The level of HCG is occasionally elevated in other
cancers including those of breast, lung, and gastrointestinal tract,
but in these diseases it has found little clinical application.
Enzymes
Investigators observe either enzymes that are native to normal tissue
or those that could be associated with changes in metabolism that are
unique to cancer tissue.
Acid
Phosphatase
This enzyme is found in high concentraitions in the normal prostate as
well as in primary and metastatic prostate cancers. Acid Phosphatase
may also originate from other tissues.
The more sensitive immunological test (RIA or
counterimmunoelectrophoresis for prostatic acid phosphatase, wich are
specific for the enzyme of prostate tissue) often gives positive
results in the early stages of disease.
Because of the reliability of acid phosphatase as
a marker in early disease, it was hoped that the test could be used as
a screening tool. However, it may also be elevated in up to 6 percent
of cases of benign prostatic hypertrophy and other conditions. Thus,
its predictive value is low on theoretical grounds. So, acid
phosphatase is useful in following patients with advanced disease.
Neuron
Specific Enolase
Neuron specific enolase is an isozyme of the glycolytic pathway that is
found only in brain and neuroendocrine tissue. Its an
immunohistochemical marker for tumors of the central nervous system,
neuroblastomas, and APUD tumors.
Use of NSE has been evaluated in lung cancer and
neuroblastoma.
Galactosyl
Transferase II
Galactosyl Transferase II, an isozyme of galactosyl transferase, has
been shown to be elevated in a variety of malignancies, predominantly
gastrointestinal. In colon cancer its level correlated with the extent
of disease and disease progression; in pancreatic cancer it was more
sensitive and specific in distinguishing benign from malignant disease
than CEA and other tests.
Immunoglobulins
Production of a monoclonal immunoglobulin molecule is characteristic of
multiple myeloma.
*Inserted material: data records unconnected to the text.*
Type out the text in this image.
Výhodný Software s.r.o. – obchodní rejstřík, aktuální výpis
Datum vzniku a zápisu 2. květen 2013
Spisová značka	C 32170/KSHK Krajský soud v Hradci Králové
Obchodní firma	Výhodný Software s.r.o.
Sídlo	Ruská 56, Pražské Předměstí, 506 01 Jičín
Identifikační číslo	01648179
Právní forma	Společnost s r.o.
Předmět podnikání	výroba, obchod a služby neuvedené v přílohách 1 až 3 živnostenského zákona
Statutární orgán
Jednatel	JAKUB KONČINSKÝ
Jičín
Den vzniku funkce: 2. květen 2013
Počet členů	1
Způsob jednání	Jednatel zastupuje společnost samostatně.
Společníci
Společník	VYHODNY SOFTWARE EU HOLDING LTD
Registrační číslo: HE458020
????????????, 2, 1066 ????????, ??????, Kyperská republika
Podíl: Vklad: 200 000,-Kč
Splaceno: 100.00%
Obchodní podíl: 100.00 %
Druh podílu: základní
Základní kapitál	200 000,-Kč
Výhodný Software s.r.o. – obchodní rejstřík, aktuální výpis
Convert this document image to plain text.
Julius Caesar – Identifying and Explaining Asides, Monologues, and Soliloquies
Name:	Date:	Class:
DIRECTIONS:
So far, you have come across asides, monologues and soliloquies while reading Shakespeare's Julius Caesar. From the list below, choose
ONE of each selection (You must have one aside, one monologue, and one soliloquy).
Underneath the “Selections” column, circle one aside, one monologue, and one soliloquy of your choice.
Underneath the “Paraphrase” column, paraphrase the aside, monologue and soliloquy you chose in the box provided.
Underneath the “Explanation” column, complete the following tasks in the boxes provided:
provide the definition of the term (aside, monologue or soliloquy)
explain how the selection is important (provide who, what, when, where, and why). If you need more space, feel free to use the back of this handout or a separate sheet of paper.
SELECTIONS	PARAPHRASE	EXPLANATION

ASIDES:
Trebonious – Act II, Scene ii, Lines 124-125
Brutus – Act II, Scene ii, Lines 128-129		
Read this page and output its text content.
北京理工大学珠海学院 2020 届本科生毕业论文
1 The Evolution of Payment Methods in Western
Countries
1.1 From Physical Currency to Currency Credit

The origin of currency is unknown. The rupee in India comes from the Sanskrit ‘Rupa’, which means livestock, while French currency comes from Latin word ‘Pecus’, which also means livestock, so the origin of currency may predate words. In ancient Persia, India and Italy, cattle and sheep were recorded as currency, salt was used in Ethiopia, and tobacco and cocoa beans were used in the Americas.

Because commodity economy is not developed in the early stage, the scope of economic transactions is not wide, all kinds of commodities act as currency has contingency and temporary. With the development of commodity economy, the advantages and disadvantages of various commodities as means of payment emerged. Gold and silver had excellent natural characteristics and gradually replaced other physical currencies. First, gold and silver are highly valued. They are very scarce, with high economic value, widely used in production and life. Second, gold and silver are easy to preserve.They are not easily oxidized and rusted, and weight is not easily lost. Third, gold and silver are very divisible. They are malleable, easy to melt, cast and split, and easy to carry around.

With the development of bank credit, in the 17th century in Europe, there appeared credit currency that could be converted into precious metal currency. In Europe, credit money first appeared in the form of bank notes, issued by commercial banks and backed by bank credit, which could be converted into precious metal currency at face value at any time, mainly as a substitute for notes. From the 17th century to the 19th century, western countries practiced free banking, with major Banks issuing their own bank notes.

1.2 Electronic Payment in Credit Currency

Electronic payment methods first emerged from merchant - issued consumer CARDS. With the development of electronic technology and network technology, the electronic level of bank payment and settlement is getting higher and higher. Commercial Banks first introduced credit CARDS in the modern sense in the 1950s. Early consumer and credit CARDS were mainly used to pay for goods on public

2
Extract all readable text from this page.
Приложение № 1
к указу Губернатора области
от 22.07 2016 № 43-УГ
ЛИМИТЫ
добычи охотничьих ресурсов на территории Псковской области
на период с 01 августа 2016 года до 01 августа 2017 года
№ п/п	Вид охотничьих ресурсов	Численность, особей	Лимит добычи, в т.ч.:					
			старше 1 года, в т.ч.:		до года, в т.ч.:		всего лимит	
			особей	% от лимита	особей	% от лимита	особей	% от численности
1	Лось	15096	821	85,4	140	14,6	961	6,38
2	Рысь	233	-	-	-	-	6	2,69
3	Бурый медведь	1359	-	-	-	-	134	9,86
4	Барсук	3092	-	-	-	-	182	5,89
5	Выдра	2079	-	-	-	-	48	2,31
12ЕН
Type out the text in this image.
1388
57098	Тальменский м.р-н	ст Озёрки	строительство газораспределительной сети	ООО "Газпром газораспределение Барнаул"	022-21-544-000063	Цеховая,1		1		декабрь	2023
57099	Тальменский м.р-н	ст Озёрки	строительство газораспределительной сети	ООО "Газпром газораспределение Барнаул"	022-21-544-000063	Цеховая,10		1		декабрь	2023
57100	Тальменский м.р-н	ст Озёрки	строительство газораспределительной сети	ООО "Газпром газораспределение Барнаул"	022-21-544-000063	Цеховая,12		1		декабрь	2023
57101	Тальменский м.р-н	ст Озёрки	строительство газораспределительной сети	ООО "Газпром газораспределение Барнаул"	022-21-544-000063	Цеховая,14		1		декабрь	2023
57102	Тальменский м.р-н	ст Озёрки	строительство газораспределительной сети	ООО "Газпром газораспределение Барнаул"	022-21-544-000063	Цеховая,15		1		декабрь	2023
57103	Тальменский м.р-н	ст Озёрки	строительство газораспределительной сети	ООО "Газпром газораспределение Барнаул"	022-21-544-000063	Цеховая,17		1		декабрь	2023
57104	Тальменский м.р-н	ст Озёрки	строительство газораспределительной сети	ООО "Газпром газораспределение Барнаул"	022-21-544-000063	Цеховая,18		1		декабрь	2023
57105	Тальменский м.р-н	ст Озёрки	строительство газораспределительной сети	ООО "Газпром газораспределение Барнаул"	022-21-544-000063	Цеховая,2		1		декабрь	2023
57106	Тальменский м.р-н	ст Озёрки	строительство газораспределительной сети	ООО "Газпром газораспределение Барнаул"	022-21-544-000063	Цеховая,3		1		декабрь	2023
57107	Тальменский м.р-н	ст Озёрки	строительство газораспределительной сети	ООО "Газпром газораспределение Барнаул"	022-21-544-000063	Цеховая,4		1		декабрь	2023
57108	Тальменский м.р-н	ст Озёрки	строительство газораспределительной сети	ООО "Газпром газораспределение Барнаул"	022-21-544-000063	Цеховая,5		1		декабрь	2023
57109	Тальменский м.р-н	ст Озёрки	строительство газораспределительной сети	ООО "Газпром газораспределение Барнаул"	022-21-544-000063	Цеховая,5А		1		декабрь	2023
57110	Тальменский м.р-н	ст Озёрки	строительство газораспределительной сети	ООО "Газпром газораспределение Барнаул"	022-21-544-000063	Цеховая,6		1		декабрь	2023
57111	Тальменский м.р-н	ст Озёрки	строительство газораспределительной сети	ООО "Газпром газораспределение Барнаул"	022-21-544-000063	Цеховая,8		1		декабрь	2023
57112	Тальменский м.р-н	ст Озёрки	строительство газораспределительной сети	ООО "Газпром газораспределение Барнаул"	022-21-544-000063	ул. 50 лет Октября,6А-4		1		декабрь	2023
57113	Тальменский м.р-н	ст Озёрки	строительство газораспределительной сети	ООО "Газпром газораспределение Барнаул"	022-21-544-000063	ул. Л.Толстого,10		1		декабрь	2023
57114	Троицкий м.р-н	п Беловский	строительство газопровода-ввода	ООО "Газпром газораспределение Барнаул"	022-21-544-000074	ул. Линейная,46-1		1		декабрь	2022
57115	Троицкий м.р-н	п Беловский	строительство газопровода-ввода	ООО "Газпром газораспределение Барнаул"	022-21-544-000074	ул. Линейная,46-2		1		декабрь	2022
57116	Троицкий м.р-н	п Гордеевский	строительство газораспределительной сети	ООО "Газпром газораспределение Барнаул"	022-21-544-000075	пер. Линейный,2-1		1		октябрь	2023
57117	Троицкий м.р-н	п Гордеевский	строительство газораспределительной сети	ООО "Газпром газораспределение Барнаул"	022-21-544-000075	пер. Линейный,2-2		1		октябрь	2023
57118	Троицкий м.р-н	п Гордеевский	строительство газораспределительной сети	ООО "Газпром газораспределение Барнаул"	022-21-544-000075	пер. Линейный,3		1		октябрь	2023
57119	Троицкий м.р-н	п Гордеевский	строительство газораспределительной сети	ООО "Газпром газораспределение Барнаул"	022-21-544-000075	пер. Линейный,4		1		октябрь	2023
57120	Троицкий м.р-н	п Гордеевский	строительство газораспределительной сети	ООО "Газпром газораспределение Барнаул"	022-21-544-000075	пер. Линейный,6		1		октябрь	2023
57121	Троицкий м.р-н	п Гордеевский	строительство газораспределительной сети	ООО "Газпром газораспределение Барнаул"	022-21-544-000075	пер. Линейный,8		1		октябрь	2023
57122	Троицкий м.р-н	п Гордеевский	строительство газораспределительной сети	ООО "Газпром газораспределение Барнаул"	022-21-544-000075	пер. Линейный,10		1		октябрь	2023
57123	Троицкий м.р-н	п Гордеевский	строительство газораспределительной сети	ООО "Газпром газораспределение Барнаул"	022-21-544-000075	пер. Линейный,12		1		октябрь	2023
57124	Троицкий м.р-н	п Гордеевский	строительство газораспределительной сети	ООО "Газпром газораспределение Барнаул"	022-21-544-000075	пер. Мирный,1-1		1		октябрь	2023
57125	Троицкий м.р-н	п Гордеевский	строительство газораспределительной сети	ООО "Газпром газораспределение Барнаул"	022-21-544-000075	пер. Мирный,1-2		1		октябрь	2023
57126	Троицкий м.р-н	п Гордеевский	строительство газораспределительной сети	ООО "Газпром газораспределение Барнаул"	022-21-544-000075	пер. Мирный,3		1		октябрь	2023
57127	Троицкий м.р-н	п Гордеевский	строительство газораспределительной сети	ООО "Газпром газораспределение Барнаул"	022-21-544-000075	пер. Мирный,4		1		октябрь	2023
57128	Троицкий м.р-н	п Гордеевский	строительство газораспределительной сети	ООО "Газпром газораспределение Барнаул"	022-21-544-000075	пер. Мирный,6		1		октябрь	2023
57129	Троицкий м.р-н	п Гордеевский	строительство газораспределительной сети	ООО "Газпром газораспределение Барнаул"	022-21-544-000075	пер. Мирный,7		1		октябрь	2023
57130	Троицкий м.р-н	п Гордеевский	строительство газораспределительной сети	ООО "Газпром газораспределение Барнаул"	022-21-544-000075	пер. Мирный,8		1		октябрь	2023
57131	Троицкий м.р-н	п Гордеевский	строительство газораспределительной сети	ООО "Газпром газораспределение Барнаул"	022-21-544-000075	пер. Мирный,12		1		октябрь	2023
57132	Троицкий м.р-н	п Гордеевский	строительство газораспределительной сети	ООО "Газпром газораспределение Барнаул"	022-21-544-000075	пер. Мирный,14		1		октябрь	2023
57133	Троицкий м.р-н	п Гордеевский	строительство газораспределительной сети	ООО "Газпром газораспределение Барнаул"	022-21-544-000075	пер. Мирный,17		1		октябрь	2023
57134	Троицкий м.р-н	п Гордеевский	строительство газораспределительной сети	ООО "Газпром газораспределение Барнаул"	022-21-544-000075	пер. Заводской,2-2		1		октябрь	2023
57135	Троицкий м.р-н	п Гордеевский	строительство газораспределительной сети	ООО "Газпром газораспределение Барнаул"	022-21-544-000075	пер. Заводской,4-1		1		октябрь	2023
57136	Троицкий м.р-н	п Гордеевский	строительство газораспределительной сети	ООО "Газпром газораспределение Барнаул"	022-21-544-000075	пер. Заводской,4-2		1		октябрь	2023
These paraproteins are usually complete antibody
molecules but may be isolated light chains or, rarely, heavy chains.
They may be lambda or kappa light chains and of any immunoglobulin
subtype.
Immunoglobulins are valuable in the staging and
treatment of myeloma, the amount of paraprotein serving as an index of
tumor volume. Response to treatment is indicated by a fall in
paraprotein production, whereas a rise points to relapse.